The Tennessee cave salamander (Gyrinophilus palleucus) is a species of salamander in the family Plethodontidae, endemic to the Appalachian Mountains in the United States. Its natural habitats are streams in caves. It is threatened by habitat loss.

==Distribution==
The Tennessee cave salamander inhabits the southern Cumberland Plateau in the Appalachian Mountains in the United States. Its range includes south-central Tennessee, western North Carolina, northeastern Alabama, northwestern Alabama and northwestern Georgia. The salamander lives in cave systems, and is probably present in some systems as yet unexplored.

==Ecology==
The salamander's diet consists of amphipods and other small aquatic invertebrates that live in caves. It occurs on sand, gravel, mud or rock, in streams, in rimstone pools and in isolated pools. It prefers clear water without sediment. It is occasionally seen outside caves but it is thought that this occurs when it has been accidentally washed out by floodwater.
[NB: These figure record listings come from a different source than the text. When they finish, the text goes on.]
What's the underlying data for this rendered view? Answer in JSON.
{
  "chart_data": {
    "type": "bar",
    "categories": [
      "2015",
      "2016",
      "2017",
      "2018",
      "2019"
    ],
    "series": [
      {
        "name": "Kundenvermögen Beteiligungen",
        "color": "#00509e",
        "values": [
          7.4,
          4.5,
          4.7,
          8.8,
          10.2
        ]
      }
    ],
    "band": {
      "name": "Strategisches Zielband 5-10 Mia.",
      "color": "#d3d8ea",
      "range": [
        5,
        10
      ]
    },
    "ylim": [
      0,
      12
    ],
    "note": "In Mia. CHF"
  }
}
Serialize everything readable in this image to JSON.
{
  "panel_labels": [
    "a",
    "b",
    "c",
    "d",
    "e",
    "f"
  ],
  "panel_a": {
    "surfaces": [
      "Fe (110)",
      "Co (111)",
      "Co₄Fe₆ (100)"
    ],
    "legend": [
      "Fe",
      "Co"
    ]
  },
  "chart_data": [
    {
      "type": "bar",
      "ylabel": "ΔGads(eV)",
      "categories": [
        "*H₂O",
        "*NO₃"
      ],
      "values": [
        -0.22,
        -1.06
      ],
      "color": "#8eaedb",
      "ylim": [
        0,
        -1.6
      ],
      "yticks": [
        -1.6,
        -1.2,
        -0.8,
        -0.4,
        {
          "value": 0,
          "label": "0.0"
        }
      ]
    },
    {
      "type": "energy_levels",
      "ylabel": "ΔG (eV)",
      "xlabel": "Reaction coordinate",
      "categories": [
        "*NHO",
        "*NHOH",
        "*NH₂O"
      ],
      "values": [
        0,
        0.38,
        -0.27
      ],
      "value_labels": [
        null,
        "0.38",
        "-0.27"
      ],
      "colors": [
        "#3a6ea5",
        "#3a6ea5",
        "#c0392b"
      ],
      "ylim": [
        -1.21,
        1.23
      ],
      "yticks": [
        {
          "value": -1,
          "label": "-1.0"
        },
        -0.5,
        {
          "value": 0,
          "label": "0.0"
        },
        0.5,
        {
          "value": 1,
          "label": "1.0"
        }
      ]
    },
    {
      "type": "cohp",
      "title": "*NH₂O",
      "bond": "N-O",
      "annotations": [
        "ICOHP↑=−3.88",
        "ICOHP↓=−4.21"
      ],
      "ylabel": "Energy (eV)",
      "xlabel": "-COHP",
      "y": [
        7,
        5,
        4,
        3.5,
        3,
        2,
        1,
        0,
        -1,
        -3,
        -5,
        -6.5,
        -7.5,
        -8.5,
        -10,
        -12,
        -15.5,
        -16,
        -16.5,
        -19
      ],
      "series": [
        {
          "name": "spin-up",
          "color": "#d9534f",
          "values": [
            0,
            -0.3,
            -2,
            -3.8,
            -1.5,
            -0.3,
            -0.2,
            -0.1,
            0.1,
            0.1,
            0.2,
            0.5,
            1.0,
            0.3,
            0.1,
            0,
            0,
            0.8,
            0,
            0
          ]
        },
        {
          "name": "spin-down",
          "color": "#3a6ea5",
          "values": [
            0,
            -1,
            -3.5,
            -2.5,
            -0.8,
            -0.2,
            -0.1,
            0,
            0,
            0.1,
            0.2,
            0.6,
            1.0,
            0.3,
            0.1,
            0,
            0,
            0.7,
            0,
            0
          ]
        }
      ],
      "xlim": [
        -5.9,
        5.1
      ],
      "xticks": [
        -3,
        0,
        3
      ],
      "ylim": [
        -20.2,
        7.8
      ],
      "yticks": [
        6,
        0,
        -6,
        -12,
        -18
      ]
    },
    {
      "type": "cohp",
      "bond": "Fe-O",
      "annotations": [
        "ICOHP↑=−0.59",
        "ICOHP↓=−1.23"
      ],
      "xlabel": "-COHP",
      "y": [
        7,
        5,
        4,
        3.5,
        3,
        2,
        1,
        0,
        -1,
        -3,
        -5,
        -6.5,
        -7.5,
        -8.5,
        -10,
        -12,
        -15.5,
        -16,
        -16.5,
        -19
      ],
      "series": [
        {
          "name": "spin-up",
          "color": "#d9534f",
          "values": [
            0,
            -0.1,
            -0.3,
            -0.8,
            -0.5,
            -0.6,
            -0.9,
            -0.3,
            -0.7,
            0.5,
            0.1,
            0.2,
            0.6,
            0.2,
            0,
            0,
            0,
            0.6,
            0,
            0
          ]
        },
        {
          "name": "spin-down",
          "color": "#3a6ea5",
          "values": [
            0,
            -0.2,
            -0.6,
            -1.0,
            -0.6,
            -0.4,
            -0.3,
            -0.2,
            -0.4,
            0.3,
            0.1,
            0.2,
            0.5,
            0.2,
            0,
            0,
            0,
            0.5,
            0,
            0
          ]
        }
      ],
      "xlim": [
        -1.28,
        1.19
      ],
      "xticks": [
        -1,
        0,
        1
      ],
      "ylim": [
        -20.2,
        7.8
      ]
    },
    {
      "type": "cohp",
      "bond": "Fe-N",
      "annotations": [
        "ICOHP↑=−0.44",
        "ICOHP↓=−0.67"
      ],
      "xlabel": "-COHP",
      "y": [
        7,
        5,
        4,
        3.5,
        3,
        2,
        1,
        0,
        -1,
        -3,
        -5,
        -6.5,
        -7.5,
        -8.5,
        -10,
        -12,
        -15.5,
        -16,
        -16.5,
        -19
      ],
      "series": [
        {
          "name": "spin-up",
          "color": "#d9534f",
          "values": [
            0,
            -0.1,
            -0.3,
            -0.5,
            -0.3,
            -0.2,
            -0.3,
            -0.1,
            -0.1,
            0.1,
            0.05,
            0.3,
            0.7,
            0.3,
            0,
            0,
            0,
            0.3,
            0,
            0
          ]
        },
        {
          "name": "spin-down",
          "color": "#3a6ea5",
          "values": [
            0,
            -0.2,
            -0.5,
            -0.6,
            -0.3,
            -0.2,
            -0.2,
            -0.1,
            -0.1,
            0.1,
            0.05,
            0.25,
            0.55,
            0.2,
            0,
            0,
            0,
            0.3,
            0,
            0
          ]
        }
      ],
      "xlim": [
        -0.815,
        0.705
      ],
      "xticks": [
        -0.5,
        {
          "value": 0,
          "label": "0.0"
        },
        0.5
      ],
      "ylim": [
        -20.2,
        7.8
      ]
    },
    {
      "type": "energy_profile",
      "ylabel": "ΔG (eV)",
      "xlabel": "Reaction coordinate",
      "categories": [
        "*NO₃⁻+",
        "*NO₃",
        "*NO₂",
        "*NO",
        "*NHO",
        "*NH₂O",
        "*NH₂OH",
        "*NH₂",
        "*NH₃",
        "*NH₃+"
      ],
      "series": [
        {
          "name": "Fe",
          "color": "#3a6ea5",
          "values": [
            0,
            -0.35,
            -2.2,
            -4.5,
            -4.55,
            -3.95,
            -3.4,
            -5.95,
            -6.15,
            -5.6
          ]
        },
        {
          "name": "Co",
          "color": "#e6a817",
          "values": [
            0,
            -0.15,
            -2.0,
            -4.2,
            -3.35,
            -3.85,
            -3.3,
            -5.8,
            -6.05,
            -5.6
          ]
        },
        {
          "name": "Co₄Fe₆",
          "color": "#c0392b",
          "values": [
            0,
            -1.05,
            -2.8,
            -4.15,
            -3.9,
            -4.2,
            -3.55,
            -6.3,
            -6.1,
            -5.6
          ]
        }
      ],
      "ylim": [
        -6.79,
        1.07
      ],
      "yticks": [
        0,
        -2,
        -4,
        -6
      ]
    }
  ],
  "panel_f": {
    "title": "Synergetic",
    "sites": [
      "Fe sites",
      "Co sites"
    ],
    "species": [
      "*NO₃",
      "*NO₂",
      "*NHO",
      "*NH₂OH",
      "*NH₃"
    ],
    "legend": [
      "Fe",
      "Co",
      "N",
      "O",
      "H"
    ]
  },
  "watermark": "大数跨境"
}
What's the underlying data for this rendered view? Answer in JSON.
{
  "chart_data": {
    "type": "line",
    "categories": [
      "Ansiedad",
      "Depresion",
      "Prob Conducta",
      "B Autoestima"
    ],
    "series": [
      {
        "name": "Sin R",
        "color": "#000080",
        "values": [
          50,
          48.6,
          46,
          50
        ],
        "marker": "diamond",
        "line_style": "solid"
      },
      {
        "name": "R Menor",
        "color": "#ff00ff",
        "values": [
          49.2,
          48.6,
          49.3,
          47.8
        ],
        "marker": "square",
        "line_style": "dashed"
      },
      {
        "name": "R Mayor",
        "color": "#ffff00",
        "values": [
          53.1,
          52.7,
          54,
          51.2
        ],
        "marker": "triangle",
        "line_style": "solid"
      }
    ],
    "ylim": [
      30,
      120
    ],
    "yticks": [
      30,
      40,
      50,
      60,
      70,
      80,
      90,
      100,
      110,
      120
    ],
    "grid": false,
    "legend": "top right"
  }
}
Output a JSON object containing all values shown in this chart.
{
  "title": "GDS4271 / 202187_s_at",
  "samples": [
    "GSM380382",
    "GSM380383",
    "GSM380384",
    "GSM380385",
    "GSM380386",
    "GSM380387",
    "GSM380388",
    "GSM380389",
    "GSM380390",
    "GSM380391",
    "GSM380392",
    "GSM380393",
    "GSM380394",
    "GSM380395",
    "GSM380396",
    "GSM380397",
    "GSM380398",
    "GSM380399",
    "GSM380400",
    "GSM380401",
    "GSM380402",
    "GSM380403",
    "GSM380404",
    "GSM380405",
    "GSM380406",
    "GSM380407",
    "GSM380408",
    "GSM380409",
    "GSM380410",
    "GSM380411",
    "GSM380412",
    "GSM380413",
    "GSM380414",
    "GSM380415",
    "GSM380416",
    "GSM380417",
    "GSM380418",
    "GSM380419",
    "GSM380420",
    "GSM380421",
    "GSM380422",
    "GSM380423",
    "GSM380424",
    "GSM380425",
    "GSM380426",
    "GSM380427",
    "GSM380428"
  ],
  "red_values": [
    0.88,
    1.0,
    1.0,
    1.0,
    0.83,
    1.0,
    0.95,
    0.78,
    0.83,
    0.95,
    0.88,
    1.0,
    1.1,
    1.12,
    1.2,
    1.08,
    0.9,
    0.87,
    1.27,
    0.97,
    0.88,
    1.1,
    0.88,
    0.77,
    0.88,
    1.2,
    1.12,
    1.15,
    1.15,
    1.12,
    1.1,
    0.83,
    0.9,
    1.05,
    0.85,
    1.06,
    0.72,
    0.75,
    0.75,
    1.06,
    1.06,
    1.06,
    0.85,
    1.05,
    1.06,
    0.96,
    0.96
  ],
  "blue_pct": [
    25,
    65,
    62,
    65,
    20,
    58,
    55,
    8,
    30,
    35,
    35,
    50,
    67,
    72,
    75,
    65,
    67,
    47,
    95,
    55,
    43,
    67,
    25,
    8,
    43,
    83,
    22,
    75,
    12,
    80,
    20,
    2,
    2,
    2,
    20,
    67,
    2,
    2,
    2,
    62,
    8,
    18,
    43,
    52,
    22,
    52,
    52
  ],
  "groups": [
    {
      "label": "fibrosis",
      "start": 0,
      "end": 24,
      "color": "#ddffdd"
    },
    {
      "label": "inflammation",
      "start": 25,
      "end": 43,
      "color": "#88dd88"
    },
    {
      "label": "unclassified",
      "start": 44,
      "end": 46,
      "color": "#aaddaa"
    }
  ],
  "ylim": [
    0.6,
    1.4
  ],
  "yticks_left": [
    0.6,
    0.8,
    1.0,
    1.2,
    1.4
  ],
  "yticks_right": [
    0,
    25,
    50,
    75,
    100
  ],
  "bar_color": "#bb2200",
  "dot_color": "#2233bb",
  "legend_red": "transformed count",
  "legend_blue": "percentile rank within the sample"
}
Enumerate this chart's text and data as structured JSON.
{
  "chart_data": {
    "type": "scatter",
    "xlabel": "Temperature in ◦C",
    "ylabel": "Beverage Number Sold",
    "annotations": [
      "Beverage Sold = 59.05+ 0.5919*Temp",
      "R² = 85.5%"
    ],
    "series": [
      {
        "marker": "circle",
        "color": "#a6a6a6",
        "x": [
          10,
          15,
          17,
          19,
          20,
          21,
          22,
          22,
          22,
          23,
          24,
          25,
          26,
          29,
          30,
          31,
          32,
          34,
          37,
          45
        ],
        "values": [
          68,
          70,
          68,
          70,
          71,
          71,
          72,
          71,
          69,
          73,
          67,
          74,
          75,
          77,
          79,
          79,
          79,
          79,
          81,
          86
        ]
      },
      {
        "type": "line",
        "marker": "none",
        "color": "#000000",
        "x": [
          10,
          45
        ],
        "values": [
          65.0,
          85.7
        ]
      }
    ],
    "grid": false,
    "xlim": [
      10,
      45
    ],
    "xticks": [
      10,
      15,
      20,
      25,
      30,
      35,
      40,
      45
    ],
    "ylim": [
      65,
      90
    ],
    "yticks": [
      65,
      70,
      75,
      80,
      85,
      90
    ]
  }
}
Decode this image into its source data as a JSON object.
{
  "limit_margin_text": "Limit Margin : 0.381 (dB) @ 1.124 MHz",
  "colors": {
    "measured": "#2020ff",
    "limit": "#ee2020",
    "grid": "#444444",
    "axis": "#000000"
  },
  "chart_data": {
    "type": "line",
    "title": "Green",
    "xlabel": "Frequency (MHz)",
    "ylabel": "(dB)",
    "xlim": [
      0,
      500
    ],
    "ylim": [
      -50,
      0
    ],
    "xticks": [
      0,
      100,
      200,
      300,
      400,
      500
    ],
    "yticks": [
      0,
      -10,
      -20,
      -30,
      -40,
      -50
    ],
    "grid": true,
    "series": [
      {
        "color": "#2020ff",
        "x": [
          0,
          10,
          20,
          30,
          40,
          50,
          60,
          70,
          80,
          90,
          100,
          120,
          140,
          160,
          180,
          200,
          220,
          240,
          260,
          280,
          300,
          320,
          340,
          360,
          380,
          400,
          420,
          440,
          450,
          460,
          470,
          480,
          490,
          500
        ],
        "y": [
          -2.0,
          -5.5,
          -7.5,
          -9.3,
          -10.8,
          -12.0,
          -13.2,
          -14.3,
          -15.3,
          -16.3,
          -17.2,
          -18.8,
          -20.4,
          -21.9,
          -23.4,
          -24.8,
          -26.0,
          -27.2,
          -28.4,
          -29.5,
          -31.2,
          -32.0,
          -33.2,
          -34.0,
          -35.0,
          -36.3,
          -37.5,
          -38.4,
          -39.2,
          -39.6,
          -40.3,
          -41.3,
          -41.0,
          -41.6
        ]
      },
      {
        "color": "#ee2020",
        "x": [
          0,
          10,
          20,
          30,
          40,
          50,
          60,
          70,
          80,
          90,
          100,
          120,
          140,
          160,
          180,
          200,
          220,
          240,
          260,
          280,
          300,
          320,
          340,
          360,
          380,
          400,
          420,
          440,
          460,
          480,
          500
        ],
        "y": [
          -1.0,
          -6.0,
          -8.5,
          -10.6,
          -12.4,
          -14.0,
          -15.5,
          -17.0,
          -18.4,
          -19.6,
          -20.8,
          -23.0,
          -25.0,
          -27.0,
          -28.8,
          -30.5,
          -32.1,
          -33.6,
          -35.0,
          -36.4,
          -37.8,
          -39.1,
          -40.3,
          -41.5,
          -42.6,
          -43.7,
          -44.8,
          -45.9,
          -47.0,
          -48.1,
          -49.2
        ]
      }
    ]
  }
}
This species is usually paedomorphic. This means it remains in the larval state for all of its life. Paedomorphic individuals breed as larvae, but some individuals continue to develop and undergo metamorphosis in the usual way.

==Status==
G. palleucus lives in caves and is dependent on the quality of the water in the streams that flow through them. Threats it faces include pollution, siltation, flooding, increased water flow and the filling of sinkholes and dumping of trash. This salamander is known from about two dozen sites but probably occurs in other cave systems. Its total area of occupancy is less than 2000 km2 and its population in Custard Hollow Cave in Tennessee seems to be decreasing. For these reasons, the International Union for Conservation of Nature has rated its conservation status as "threatened" and advocates protection of the watersheds that drain into the caverns in which it lives.